Cross-stitched QR codes have been popping up all over the web: I loved the idea, but was somewhat skeptical as to whether QR readers would recognize x-shaped stiches as perfect pixels and be able to read the code (especially since my stitching is a bit… heterogeneous, shall we say?) So I did a science and tried it out. I was inspired by a tutorial from MAKE but there are many others online: just go to a QR generating site like qrstuff and stitch away! I recycled an old CD jewel case into a frame: tutorial at the end of the post.
I decided to stitch up one of my favourite quotes from House, to put on my desk at work:
I’m not sure how to attribute the quote other than to the TV show: it’s not clear who did the graphic design (if you know, please tell me so I can give them credit). After making a text-based QR code at http://www.qrstuff.com, I printed it out so I could take it with me. I found it easier to cross-stitch if I drew a grid on top of the code:
So… did it work?
Yay!

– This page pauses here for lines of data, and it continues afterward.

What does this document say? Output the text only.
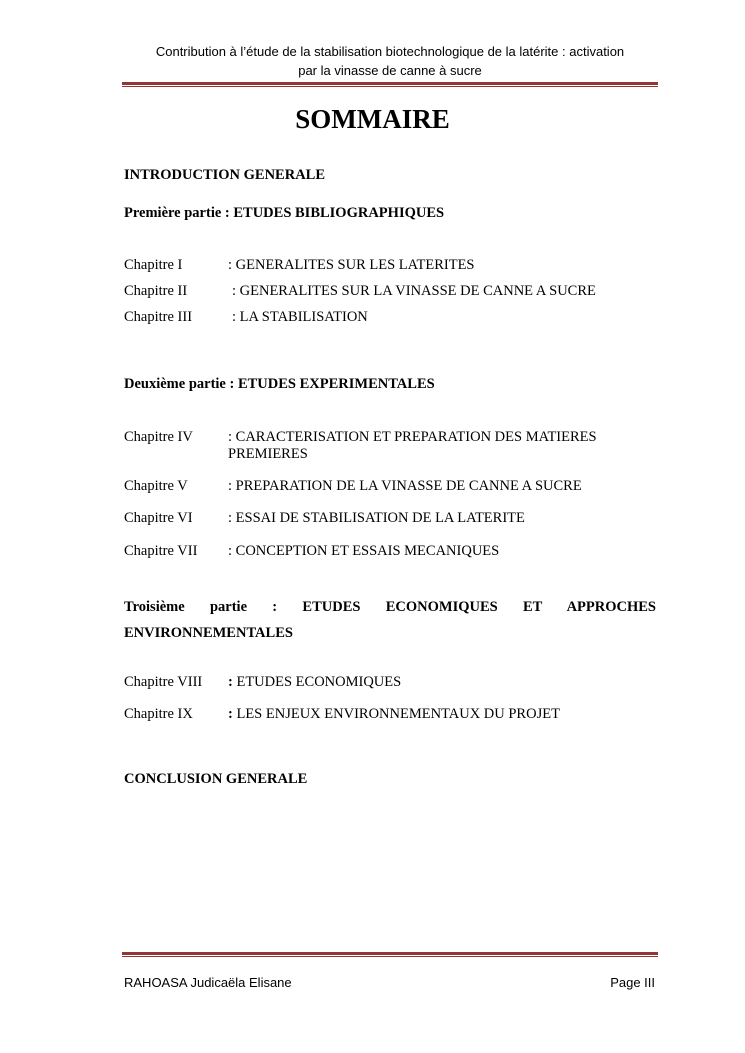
Contribution à l’étude de la stabilisation biotechnologique de la latérite : activation
par la vinasse de canne à sucre
SOMMAIRE
INTRODUCTION GENERALE
Première partie : ETUDES BIBLIOGRAPHIQUES
Chapitre I	: GENERALITES SUR LES LATERITES
Chapitre II	: GENERALITES SUR LA VINASSE DE CANNE A SUCRE
Chapitre III	: LA STABILISATION
Deuxième partie : ETUDES EXPERIMENTALES
Chapitre IV : CARACTERISATION ET PREPARATION DES MATIERES PREMIERES
Chapitre V	: PREPARATION DE LA VINASSE DE CANNE A SUCRE
Chapitre VI : ESSAI DE STABILISATION DE LA LATERITE
Chapitre VII : CONCEPTION ET ESSAIS MECANIQUES
Troisième partie : ETUDES ECONOMIQUES ET APPROCHES ENVIRONNEMENTALES
Chapitre VIII : ETUDES ECONOMIQUES
Chapitre IX : LES ENJEUX ENVIRONNEMENTAUX DU PROJET
CONCLUSION GENERALE
RAHOASA Judicaëla Elisane	Page III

I reject the null hypothesis and conclude that my horrible stitching is actually clear enough to be read by a QR reader. Go science.

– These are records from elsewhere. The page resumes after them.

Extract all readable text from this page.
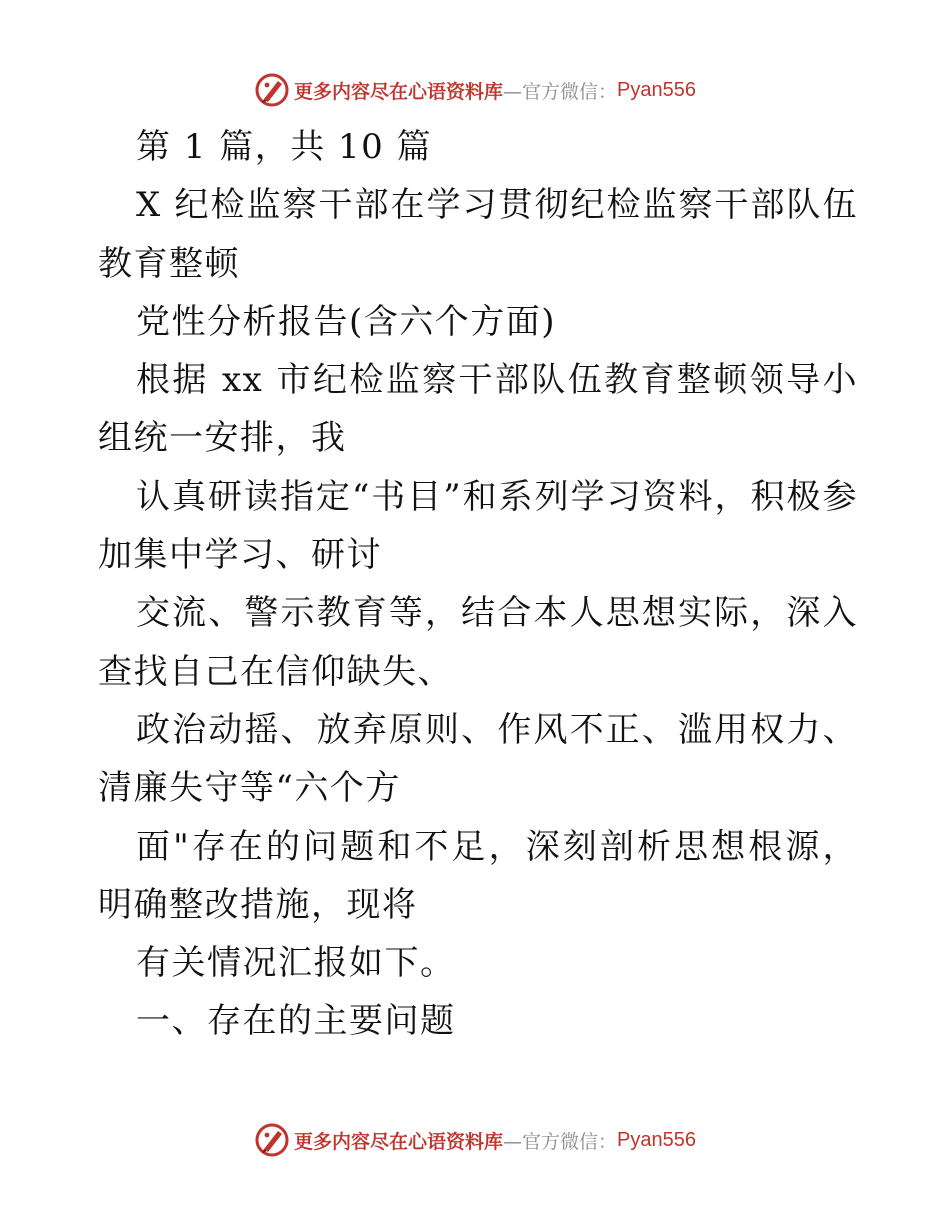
更多内容尽在心语资料库 —官方微信： Pyan556

第 1 篇，共 10 篇

X 纪检监察干部在学习贯彻纪检监察干部队伍教育整顿

党性分析报告(含六个方面)

根据 xx 市纪检监察干部队伍教育整顿领导小组统一安排，我

认真研读指定“书目”和系列学习资料，积极参加集中学习、研讨

交流、警示教育等，结合本人思想实际，深入查找自己在信仰缺失、

政治动摇、放弃原则、作风不正、滥用权力、清廉失守等“六个方

面"存在的问题和不足，深刻剖析思想根源，明确整改措施，现将

有关情况汇报如下。

一、存在的主要问题

更多内容尽在心语资料库 —官方微信： Pyan556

For a frugal (by which I mean free) and eco-friendly way to display your cross-stitch, you can make use of one of those old CD jewel cases you have gathering dust in a closet somewhere. I’d hung on to this one since it was my friends’ album, and since no harm is done to the CD or case in the process, I can still listen to the music, and if they ever move back to Canada I can pretend I didn’t make crafts with it ;)
Step 1: Put bristol board or other stiff card inside the front of the case and trace around it. Cut out the shape, place it inside the front of the case, and trim if necessary.
Step 2: Use an x-acto knife to cut out a window large enough for your cross-stitch. Slide it back into the case, and tape the cross-stitch cloth inside, using the album liner to sandwich it in place.